OCHA travaille avec les différents partenaires y compris les services techniques étatiques pour:

  • Assurer une meilleure planification et coordination des activités humanitaires.
  • Coordonner les efforts pour la mobilisation des ressources, et assurer le maintien de l’espace humanitaire.
  • Renforcer les capacités des partenaires.
  • Avoir une plus grande cohérence entre les activités dans le cadre du Plan de Réponse Humanitaire et celles du Plan de Soutien du gouvernement. OCHA Niger facilite également la participation des acteurs humanitaires aux mécanismes de coordination du Gouvernement et leur accès à l’information.

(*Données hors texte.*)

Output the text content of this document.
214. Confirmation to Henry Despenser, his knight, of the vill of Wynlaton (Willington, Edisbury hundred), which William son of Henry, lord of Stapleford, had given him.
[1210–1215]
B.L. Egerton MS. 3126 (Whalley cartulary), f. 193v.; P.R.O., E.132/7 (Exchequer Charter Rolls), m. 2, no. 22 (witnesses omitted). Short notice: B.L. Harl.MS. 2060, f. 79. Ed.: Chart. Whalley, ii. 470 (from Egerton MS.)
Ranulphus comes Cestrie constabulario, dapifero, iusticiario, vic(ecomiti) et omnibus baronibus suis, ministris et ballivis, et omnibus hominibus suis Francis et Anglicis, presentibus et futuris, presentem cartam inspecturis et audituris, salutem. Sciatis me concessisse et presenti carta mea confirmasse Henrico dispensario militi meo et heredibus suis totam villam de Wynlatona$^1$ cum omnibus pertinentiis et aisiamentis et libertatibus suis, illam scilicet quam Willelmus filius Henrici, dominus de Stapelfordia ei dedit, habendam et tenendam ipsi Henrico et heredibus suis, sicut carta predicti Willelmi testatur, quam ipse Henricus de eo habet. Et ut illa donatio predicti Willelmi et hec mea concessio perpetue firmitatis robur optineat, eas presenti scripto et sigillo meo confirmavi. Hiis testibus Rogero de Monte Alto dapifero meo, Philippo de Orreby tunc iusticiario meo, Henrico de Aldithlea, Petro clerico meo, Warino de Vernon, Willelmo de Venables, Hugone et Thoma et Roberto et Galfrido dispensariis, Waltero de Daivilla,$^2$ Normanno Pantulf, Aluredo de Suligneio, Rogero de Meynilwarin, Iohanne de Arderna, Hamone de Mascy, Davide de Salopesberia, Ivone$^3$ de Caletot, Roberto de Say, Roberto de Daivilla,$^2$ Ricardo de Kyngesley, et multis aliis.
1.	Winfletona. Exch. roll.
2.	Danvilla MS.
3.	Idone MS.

Le Niger compte 175 organisations humanitaires dont 14 entités des Nations Unies, 98 ONG nationales et 63 ONG internationales et sociétés de la Croix -Rouge. Quelques 74 organisations humanitaires (10 agences des Nations Unies, 33 ONG internationales, 27 ONG nationales et 4 membres du mouvement de la Croix -Rouge) sont présentes à Diffa.
 
Enfin, OCHA Niger travaille en étroite collaboration avec toutes les structures de l’Etat tant sur le terrain qu’au niveau de Niamey en mettant en évidence, chaque fois que possible, le leadership des structures nationales tout en veillant au respect des principes humanitaires et opérationnels.
 
L’équipe d’OCHA Niger est composée de 28 nationaux, 8 internationaux. Ce personnel est réparti entre le bureau pays à Niamey et les sous-bureaux de Diffa, Tahoua et Zinder. Les régions de Dosso et Tillabéry sont couvertes par le bureau de Niamey tandis que celles d’Agadez et de Maradi sont respectivement couvertes par les sous bureaux de Tahoua et de Zinder. OCHA veille à couvrir toutes les régions du pays qui présentent une situation humanitaire nécessitant un appui pour la coordination des activités des acteurs humanitaires.